In the "Spears of Clontarf" version, Prince Murrogh dies in the chaos of the battle, just one of many Irish heroes to fall. Locked in single combat with Anrad the Dane, an exhausted Murrogh plunges his sword into the viking's body. Dying, Anrad musters the strength for one final act. He drives his dagger into the Irishman's heart, killing the prince and robbing the winning side of one of its brightest champions.

In the revised version, though, Anrad's strength deserts him as he draws the dagger. The viking's arm sinks to the ground, and he knows his last act of defiance will come to nothing. Just then an unseen hand grips his wrist, and finishes the strike for him. The dying Murrogh then looks up to see the grey-clad form of Odin towering over him, invisible to the surrounding warriors.

This moment is an example of what I mean when I describe these stories as Howard's most Homeric tales. This "cheat" by one of the gods calls to mind similar incidents from the Iliad, such as Athena retrieving Achilles' spear for him during his fateful duel against Hector.

Howard uses other Homeric devices, too, like pausing to name the various kings and chieftains present, most of whom have no effect on the narrative. It's a deliberate flourish uncharacteristic of Howard, whose lean, economical storytelling style normally ensured every character and action was vital to the plot.

The battle descriptions are also somewhat removed from Howard's usual blood-pumping, visceral style. Rather than following one or two of the combatants closely, Howard hovers over the action, giving short, vivid descriptions of individual duels and contests. In the space of a few paragraphs, Howard will describe the last moments of an Irish hero, then the quick and sudden death of a viking, before returning to one of the story's principal players.

Through his deft use of these devices, Howard manages to give the illusion that we're reading a millennium-old epic, an Irish Iliad. It's a stunning achievement, made all the more stunning when one realizes Howard's tale clocks in at a short forty pages.
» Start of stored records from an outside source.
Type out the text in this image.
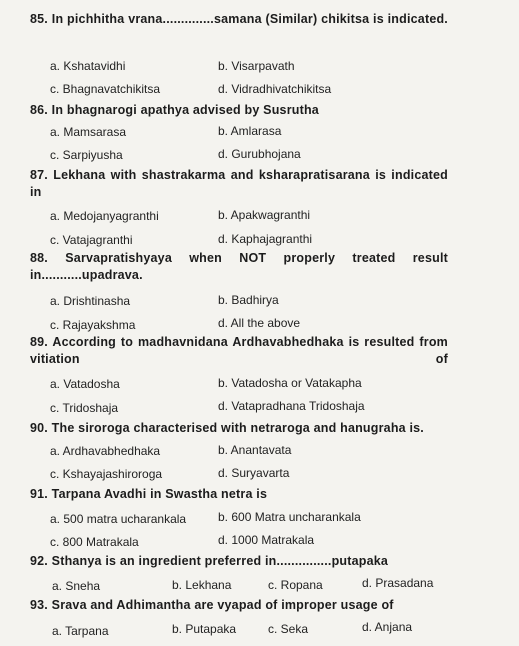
85. In pichhitha vrana..............samana (Similar) chikitsa is indicated.
a. Kshatavidhi	b. Visarpavath
c. Bhagnavatchikitsa	d. Vidradhivatchikitsa
86. In bhagnarogi apathya advised by Susrutha
a. Mamsarasa	b. Amlarasa
c. Sarpiyusha	d. Gurubhojana
87. Lekhana with shastrakarma and ksharapratisarana is indicated in
a. Medojanyagranthi	b. Apakwagranthi
c. Vatajagranthi	d. Kaphajagranthi
88. Sarvapratishyaya when NOT properly treated result in...........upadrava.
a. Drishtinasha	b. Badhirya
c. Rajayakshma	d. All the above
89. According to madhavnidana Ardhavabhedhaka is resulted from vitiation of
a. Vatadosha	b. Vatadosha or Vatakapha
c. Tridoshaja	d. Vatapradhana Tridoshaja
90. The siroroga characterised with netraroga and hanugraha is.
a. Ardhavabhedhaka	b. Anantavata
c. Kshayajashiroroga	d. Suryavarta
91. Tarpana Avadhi in Swastha netra is
a. 500 matra ucharankala	b. 600 Matra uncharankala
c. 800 Matrakala	d. 1000 Matrakala
92. Sthanya is an ingredient preferred in...............putapaka
a. Sneha	b. Lekhana	c. Ropana	d. Prasadana
93. Srava and Adhimantha are vyapad of improper usage of
a. Tarpana	b. Putapaka	c. Seka	d. Anjana
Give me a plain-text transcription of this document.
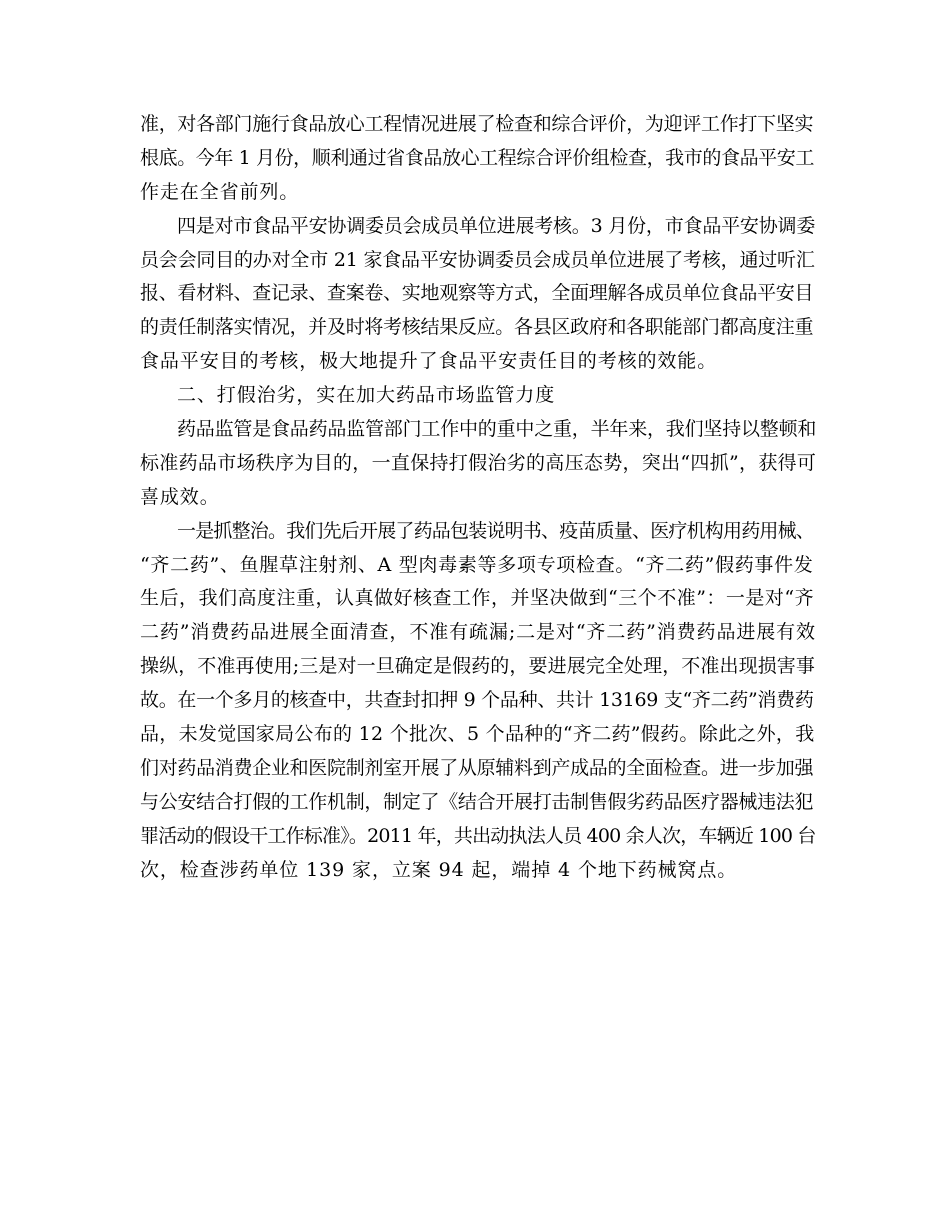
准，对各部门施行食品放心工程情况进展了检查和综合评价，为迎评工作打下坚实
根底。今年 1 月份，顺利通过省食品放心工程综合评价组检查，我市的食品平安工
作走在全省前列。
四是对市食品平安协调委员会成员单位进展考核。3 月份，市食品平安协调委
员会会同目的办对全市 21 家食品平安协调委员会成员单位进展了考核，通过听汇
报、看材料、查记录、查案卷、实地观察等方式，全面理解各成员单位食品平安目
的责任制落实情况，并及时将考核结果反应。各县区政府和各职能部门都高度注重
食品平安目的考核，极大地提升了食品平安责任目的考核的效能。
二、打假治劣，实在加大药品市场监管力度
药品监管是食品药品监管部门工作中的重中之重，半年来，我们坚持以整顿和
标准药品市场秩序为目的，一直保持打假治劣的高压态势，突出“四抓”，获得可
喜成效。
一是抓整治。我们先后开展了药品包装说明书、疫苗质量、医疗机构用药用械、
“齐二药”、鱼腥草注射剂、A 型肉毒素等多项专项检查。“齐二药”假药事件发
生后，我们高度注重，认真做好核查工作，并坚决做到“三个不准”：一是对“齐
二药”消费药品进展全面清查，不准有疏漏;二是对“齐二药”消费药品进展有效
操纵，不准再使用;三是对一旦确定是假药的，要进展完全处理，不准出现损害事
故。在一个多月的核查中，共查封扣押 9 个品种、共计 13169 支“齐二药”消费药
品，未发觉国家局公布的 12 个批次、5 个品种的“齐二药”假药。除此之外，我
们对药品消费企业和医院制剂室开展了从原辅料到产成品的全面检查。进一步加强
与公安结合打假的工作机制，制定了《结合开展打击制售假劣药品医疗器械违法犯
罪活动的假设干工作标准》。2011 年，共出动执法人员 400 余人次，车辆近 100 台
次，检查涉药单位 139 家，立案 94 起，端掉 4 个地下药械窝点。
Critic Damon Knight once made the half-assed assertion that "the human race has never produced and never could produce such a man" as Howard's Conan. I say anybody who believes that has obviously never heard of Arminius, Miyamoto Musashi, or Audie Murphy.

The fact is, there's a damn good reason so much of storytelling throughout human history has focused on men like Achilles, Hector, and Brian Boru. A society with a heroic tradition is a society that produces men capable of heroic acts. There's a primal, almost intrinsic need for these stories.

It's a need that few writers understood as well as Robert E. Howard.